Nancy was larger than life, an extreme, even eccentric, person; the center of her family's universe. She was slim and graceful throughout her life, with long dancer's legs and elegant pianist's fingers; glamorous, charming, brilliant, amusing. She never wore sweats unless she was gardening. She never left her home without perfect makeup, hair, and nails. She took pride in the fact that she could go a full year without wearing the exact same outfit to work more than once.
She was not an easy woman to live with. But she is a very difficult woman to live without.

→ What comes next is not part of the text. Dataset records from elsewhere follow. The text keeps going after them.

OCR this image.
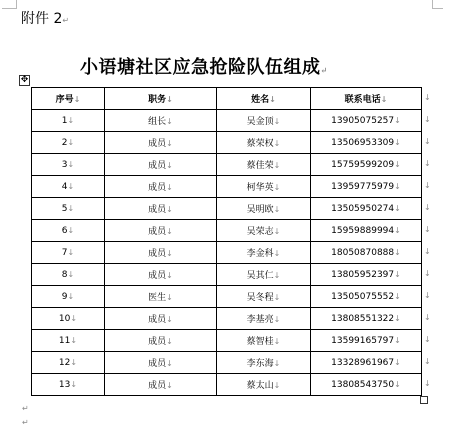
附件 2↵
小语塘社区应急抢险队伍组成↵
✥
序号↓	职务↓	姓名↓	联系电话↓
1↓	组长↓	吴金顶↓	13905075257↓
2↓	成员↓	蔡荣权↓	13506953309↓
3↓	成员↓	蔡佳荣↓	15759599209↓
4↓	成员↓	柯华英↓	13959775979↓
5↓	成员↓	吴明欧↓	13505950274↓
6↓	成员↓	吴荣志↓	15959889994↓
7↓	成员↓	李金科↓	18050870888↓
8↓	成员↓	吴其仁↓	13805952397↓
9↓	医生↓	吴冬程↓	13505075552↓
10↓	成员↓	李基亮↓	13808551322↓
11↓	成员↓	蔡智桂↓	13599165797↓
12↓	成员↓	李东海↓	13328961967↓
13↓	成员↓	蔡太山↓	13808543750↓
↓
↓
↓
↓
↓
↓
↓
↓
↓
↓
↓
↓
↓
↓
↵
↵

Nancy Patricia Jones Bacon was preceded in death by her birth parents, Clarice and Virgil Jones; her adoptive parents Ella and Luther Jones; and her siblings Carson (Ramon) Jones, Evelyn Bradley, James Jones, Emily Cornette; Coy Jones, Ferris Jones, and Kay Jones. She is survived by Robert Bacon, her devoted husband of 70 years; her daughters Melanie Bacon, Glory Bacon, Risa Christensen, and Neva Ventre; six grandchildren; and seven great-grandchildren.
Her ashes will someday be interred alongside those of her husband, in Ontario, California. Decades ago she said that she wanted her children to sing this Carpenters song at her funeral: "Don't worry that it's not good enough for anyone else to hear. Just sing. Sing a Song."